Фиона всю жизнь побаивалась бабушки, хотя та никогда ни ее, ни Элиота пальцем не трогала. Но, видя, как она сжимает нож, девочка понимала: бабушка знает, как с ним обращаться (и сумеет использовать нож не только для того, чтобы разрезать праздничный торт). Фиона догадывалась, что бабушке уже приходилось убивать.
В коридоре послышались шаги. В арочном проеме двери появился дядя Генри.
— Надеюсь, вы успели перекусить, — сказал он, войдя в комнату. Походка у него была легкая и плавная. Он словно бы впитывал в себя часть блестящего мрамора и позолоты с пола.
— А где бабушка? — спросил Элиот.
— Ждет нас. Пойдемте к ней? Вам не нужно в туалет?
Он спрашивал их об этом, когда они уезжали из Дель-Сомбры. Неужели их считали маленькими детишками, которые от волнения могут обмочиться?
Фиона посмотрела на Элиота. Он покачал головой.
— Все в порядке. — Фиона постаралась, чтобы это прозвучало вежливо.
— Хорошо, — сказал дядя Генри. — Вы напуганы?

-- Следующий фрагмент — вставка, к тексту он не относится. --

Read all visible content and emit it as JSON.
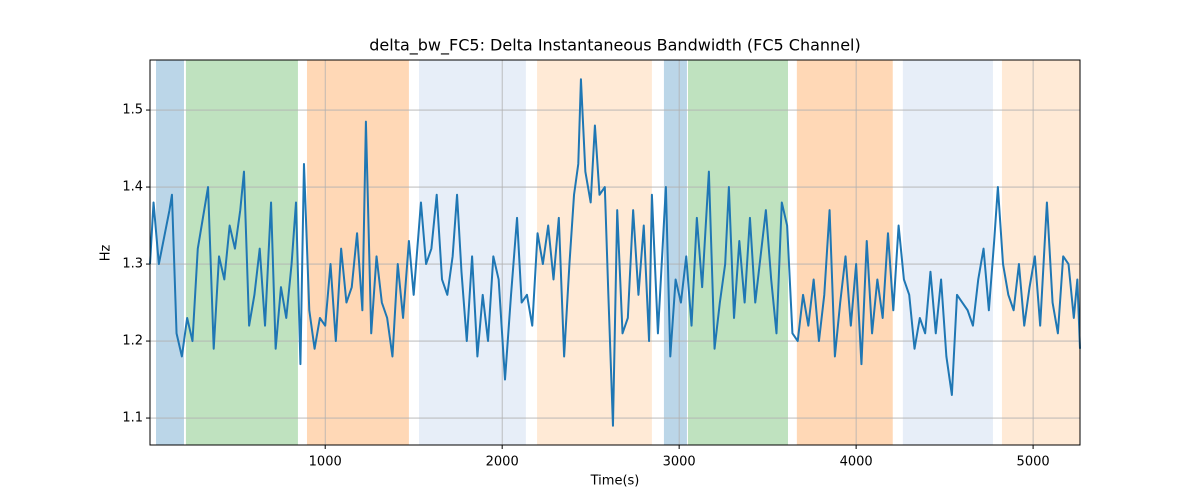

Вопрос прозвучал просто, без осуждения.
— Немного странно, — уклончиво ответил Элиот.
Фиона запрокинула голову и посмотрела дяде Генри в глаза — прямо и пристально, как давеча смотрела на Майка.
— А мне страшно.
— Рад, что ты в этом признаешься, — кивнул дядя Генри. — Ты сильна и честна, как твоя мать. И это хорошо, потому что вам предстоит познакомиться с другими вашими родственниками.
Фиона почувствовала, как уверенность покидает ее.
— Есть еще родственники? — прошептала она.
Дядя Генри перевел взгляд на Элиота, словно пытаясь что-то решить. Наконец он отбросил сомнения.
— Вас хотят испытать и узнать, принадлежите ли вы к нашему семейству.